The S&P MERVAL Index is Argentina’s flagship equity index and the main reference used by market participants to measure the performance of that market. However, in a high-inflation environment, Argentine peso returns can become distorted, so investors often look at returns in U.S. dollars. This raises an important question: in a market with high inflation and multiple exchange rates, which foreign exchange (FX) reference best reflects “real” USD performance?
To add a widely used FX conversion lens for Argentina equities, S&P Dow Jones Indices launched the S&P MERVAL Index (MEP), which complements the existing S&P MERVAL Index (ARS) by converting gains using the Mercado Electrónico de Pagos (MEP) exchange rate, a key reference in local financial markets.
Understanding Argentina’s Multiple FX Rates: Why USD Performance Can Differ
Argentina has long operated with multiple FX rates shaped by regulation, access conditions and market pricing. As a result, converting an equity index from ARS to USD isn’t universal, but rather depends on the FX reference used.
Broadly, FX rates tend to fall into two groups:
- Official/regulated rates: Set or constrained by policy and eligibility rules; and
- Financial/market-implied rates: Derived from prices of locally traded securities.
The MEP rate is a market-implied financial FX rate, typically inferred by buying a security in pesos and selling the same (or equivalent) security locally in U.S. dollars. Because it comes from traded prices, it can diverge, sometimes materially, from official rates.

Why Launch the S&P MERVAL Index (MEP) and What’s Different versus the S&P MERVAL Index (USD)?
The S&P MERVAL Index (MEP) was launched to provide a version of the S&P MERVAL Index that uses a USD/ARS exchange rate derived from local market pricing. This differs from the existing S&P MERVAL (USD) series, which uses the WMR FX rate (calculated by Reuters/LSEG).

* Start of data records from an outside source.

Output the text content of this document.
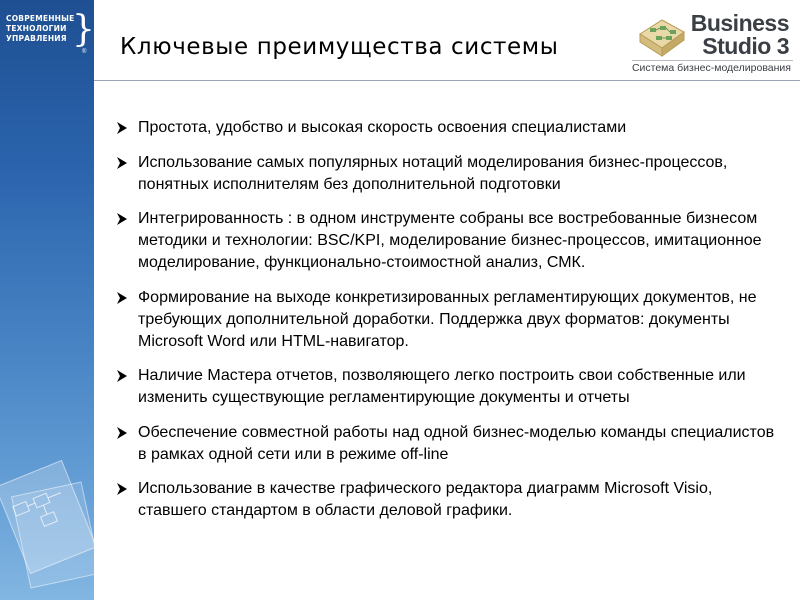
СОВРЕМЕННЫЕ
ТЕХНОЛОГИИ
УПРАВЛЕНИЯ }
® Ключевые преимущества системы
Business
Studio 3
Система бизнес-моделирования
Простота, удобство и высокая скорость освоения специалистами
Использование самых популярных нотаций моделирования бизнес-процессов, понятных исполнителям без дополнительной подготовки
Интегрированность : в одном инструменте собраны все востребованные бизнесом методики и технологии: BSC/KPI, моделирование бизнес-процессов, имитационное моделирование, функционально-стоимостной анализ, СМК.
Формирование на выходе конкретизированных регламентирующих документов, не требующих дополнительной доработки. Поддержка двух форматов: документы Microsoft Word или HTML-навигатор.
Наличие Мастера отчетов, позволяющего легко построить свои собственные или изменить существующие регламентирующие документы и отчеты
Обеспечение совместной работы над одной бизнес-моделью команды специалистов в рамках одной сети или в режиме off-line
Использование в качестве графического редактора диаграмм Microsoft Visio, ставшего стандартом в области деловой графики.
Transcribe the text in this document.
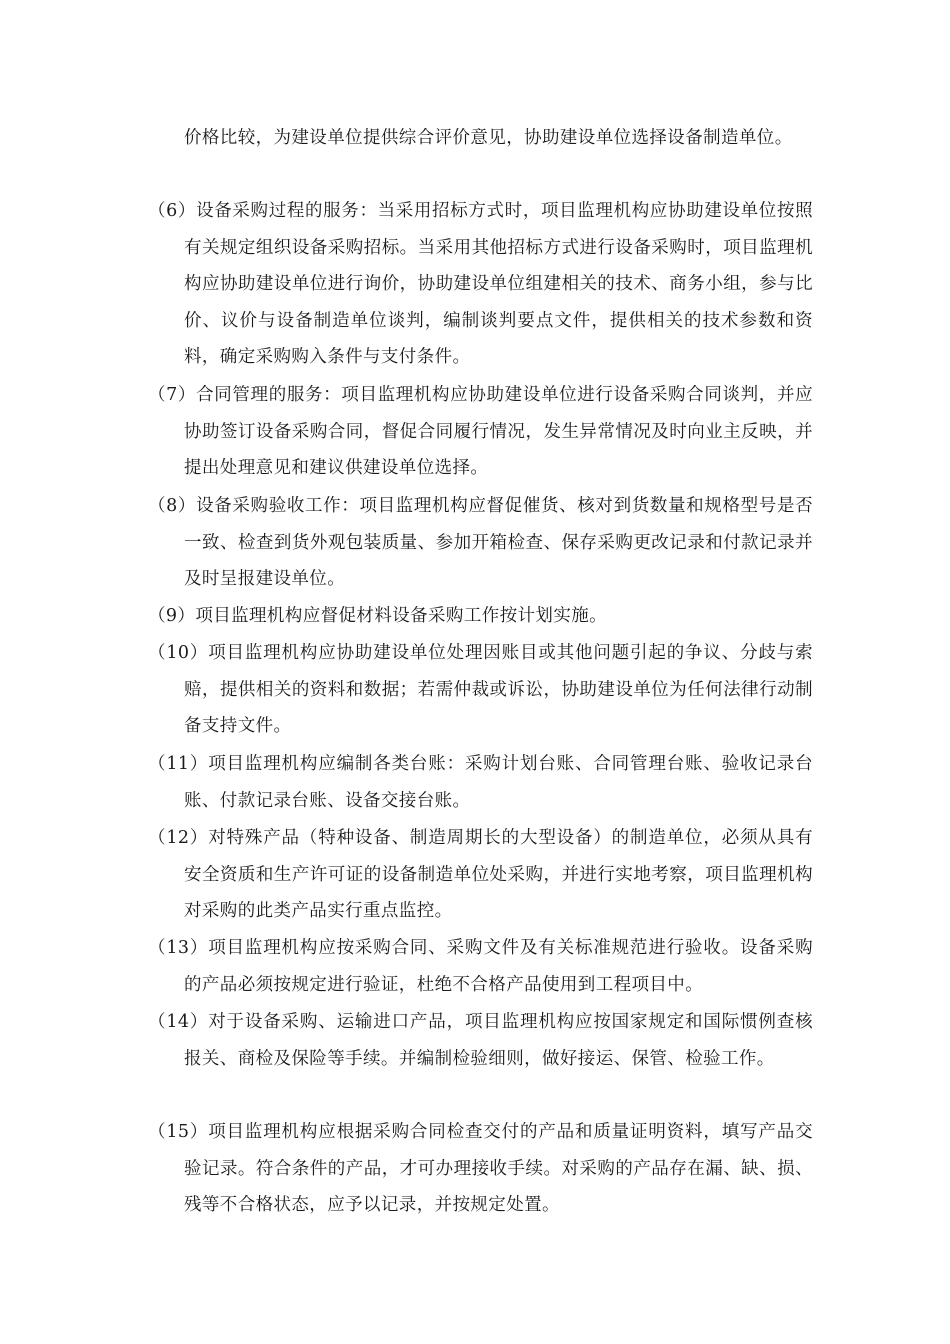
价格比较，为建设单位提供综合评价意见，协助建设单位选择设备制造单位。
（6）设备采购过程的服务：当采用招标方式时，项目监理机构应协助建设单位按照有关规定组织设备采购招标。当采用其他招标方式进行设备采购时，项目监理机构应协助建设单位进行询价，协助建设单位组建相关的技术、商务小组，参与比价、议价与设备制造单位谈判，编制谈判要点文件，提供相关的技术参数和资料，确定采购购入条件与支付条件。
（7）合同管理的服务：项目监理机构应协助建设单位进行设备采购合同谈判，并应协助签订设备采购合同，督促合同履行情况，发生异常情况及时向业主反映，并提出处理意见和建议供建设单位选择。
（8）设备采购验收工作：项目监理机构应督促催货、核对到货数量和规格型号是否一致、检查到货外观包装质量、参加开箱检查、保存采购更改记录和付款记录并及时呈报建设单位。
（9）项目监理机构应督促材料设备采购工作按计划实施。
（10）项目监理机构应协助建设单位处理因账目或其他问题引起的争议、分歧与索赔，提供相关的资料和数据；若需仲裁或诉讼，协助建设单位为任何法律行动制备支持文件。
（11）项目监理机构应编制各类台账：采购计划台账、合同管理台账、验收记录台账、付款记录台账、设备交接台账。
（12）对特殊产品（特种设备、制造周期长的大型设备）的制造单位，必须从具有安全资质和生产许可证的设备制造单位处采购，并进行实地考察，项目监理机构对采购的此类产品实行重点监控。
（13）项目监理机构应按采购合同、采购文件及有关标准规范进行验收。设备采购的产品必须按规定进行验证，杜绝不合格产品使用到工程项目中。
（14）对于设备采购、运输进口产品，项目监理机构应按国家规定和国际惯例查核报关、商检及保险等手续。并编制检验细则，做好接运、保管、检验工作。
（15）项目监理机构应根据采购合同检查交付的产品和质量证明资料，填写产品交验记录。符合条件的产品，才可办理接收手续。对采购的产品存在漏、缺、损、残等不合格状态，应予以记录，并按规定处置。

Exhibits 2 and 3 demonstrate that the choice of conversion mechanism can materially affect observed USD outcomes, particularly over intermediate and long-term horizons. Recent regulatory changes have increased flexibility in currency conversion, causing the official rate and MEP rate to converge over the past year. However, longer-term performance differences remain significant. For example, one-year performance differed substantially: -0.5% for the S&P MERVAL Index (USD) versus 18.2% for the S&P MERVAL Index (MEP). Similarly, annualized performance diverged over longer periods, with three-year gains of 22.6% for the S&P MERVAL Index (USD) versus 50.3% for the S&P MERVAL Index (MEP), and five-year gains of 33.0% versus 44.2%, respectively.

Conclusion
The launch of the S&P MERVAL Index (MEP) expands the toolkit for analyzing Argentine equities by recognizing that, in a multi-rate FX environment, USD performance depends on the FX reference used. By pairing the existing USD series with a MEP-based version and viewing both alongside the ARS version, it’s possible to more clearly separate equity market moves from currency and inflation translation effects.